The new play by John Guare (The House of Blue Leaves, Six Degrees of Separation) is a play that never decides what it wants to be. In fact, it seems to be several plays in one. If it were not for the pedigree and credentials of its playwright (who incidentally is the co-editor of the Lincoln Center Theater Review), the play probably would have closed shortly after opening.

At first, the show resembles a French farce, written in rhyme. The main character, Pierre Cornet, (the hardworking Jeffrey Wright) is a black man who has purchased his own freedom and inherited the wealth of his white father. He is a renowned fop and lover, having seduced the wives of the powerful men of New Orleans. The year is 1801 and the United States is comprised of only 16 states. As political intrigue foments, Cornet tries to get information by pretending to be emasculated and mortally wounded in a duel. (Play I)

While downtown at another theater, Bloody Bloody Andrew Jackson is coming to power, uptown in Lincoln Center, Thomas Jefferson (John McMartin) is negotiating a good price for the Louisiana Purchase. Eventually he sends Merriweather Lewis (Paul Dano) to investigate the tract of land to the west of the states. (Play 2)

There are the racial overtones that become extremely powerful in the second half of the play. Cornet is a slave owner himself, lording over his slave, Cupidon Murmur (well-played by Mos). In 1801, the races mix and mingle yet prejudice is always lurking near the surface.

Then there’s political commentary about the motives of the Founding Fathers. (Play 3).

There are some humorous moments, especially those involving Cornet's sexual prowess and Veonne Cox’s portrayal as a repressed scientist seeking the cure for yellow fever. Many of the actors play several roles and A Free Man offers a parade of historical figures of the 19th century including Napoleon, Jefferson and Clark.

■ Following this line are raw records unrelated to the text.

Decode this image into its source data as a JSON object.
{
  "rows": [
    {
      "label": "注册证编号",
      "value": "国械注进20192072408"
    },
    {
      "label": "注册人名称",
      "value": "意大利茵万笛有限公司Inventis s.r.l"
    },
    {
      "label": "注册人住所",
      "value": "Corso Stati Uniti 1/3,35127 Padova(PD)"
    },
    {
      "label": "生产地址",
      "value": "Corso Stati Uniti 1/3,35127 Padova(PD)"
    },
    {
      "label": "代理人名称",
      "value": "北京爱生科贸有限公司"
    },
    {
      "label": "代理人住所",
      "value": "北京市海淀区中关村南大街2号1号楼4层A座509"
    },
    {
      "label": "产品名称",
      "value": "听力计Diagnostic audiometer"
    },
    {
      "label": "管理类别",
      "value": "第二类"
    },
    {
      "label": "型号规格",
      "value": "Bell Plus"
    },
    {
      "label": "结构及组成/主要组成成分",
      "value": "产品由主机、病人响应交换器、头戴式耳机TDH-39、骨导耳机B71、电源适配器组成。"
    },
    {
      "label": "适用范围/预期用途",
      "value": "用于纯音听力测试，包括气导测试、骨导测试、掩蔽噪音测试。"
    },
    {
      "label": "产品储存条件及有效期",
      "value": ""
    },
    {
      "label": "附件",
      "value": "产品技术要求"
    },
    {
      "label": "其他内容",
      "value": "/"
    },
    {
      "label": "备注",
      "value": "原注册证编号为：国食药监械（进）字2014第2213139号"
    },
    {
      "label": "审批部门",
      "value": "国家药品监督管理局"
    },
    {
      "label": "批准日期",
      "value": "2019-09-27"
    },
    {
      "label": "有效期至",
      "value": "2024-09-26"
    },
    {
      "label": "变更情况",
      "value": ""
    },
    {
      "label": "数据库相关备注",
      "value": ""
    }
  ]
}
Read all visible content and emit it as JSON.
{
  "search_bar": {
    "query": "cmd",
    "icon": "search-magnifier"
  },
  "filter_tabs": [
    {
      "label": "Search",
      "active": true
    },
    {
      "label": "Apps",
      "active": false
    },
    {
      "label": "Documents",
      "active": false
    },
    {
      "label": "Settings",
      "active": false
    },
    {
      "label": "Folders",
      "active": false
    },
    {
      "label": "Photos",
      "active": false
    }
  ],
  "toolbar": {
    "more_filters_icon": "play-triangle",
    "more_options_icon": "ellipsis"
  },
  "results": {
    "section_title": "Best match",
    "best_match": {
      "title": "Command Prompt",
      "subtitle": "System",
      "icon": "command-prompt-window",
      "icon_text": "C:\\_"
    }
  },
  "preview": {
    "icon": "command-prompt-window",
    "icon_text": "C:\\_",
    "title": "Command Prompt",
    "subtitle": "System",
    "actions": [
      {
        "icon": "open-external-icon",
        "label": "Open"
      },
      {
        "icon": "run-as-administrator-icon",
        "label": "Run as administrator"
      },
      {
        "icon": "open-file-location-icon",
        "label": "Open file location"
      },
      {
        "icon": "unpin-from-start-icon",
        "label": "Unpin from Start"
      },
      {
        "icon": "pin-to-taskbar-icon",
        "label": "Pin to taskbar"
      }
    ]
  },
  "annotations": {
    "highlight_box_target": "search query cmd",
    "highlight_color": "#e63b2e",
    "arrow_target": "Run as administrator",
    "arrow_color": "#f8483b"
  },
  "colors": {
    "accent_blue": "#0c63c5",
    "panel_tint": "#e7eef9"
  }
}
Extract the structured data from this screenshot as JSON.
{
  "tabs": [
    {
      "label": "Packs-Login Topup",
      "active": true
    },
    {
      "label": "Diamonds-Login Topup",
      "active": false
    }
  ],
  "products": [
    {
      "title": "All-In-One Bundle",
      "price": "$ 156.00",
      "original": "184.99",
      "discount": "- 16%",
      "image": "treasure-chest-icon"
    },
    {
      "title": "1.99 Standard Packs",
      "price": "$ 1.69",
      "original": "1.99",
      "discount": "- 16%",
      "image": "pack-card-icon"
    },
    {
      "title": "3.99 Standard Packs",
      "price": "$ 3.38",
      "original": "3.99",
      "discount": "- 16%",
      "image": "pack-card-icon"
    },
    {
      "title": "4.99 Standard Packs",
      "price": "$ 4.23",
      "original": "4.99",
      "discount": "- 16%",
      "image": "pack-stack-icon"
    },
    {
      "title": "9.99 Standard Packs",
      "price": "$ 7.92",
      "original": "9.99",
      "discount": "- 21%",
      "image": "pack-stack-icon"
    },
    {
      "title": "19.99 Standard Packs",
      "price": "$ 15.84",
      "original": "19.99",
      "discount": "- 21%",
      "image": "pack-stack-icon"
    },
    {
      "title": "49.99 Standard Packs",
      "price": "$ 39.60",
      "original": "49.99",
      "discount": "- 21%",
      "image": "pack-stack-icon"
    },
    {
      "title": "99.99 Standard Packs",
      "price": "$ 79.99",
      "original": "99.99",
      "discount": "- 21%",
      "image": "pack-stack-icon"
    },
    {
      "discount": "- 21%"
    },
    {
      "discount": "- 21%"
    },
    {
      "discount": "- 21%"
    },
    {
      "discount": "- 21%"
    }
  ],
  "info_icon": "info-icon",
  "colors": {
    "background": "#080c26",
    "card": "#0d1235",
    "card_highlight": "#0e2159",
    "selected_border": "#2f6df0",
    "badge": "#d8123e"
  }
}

The staging is innovative and the costuming is fun. However, the story is much too complicated. The juxtaposition of characters and stories isn't clever; it’s merely cluttered, complicated and muddled. Cornet is such a disagreeable self-serving character that when his personal slave betrays him for his own freedom, we feel no compassion. We aren’t even disturbed by the injustice.

Guare’s play is too ambitious and too wide reaching. Maybe that’s why it seemed interminably long. Thank goodness for subscription theater- it creates jobs.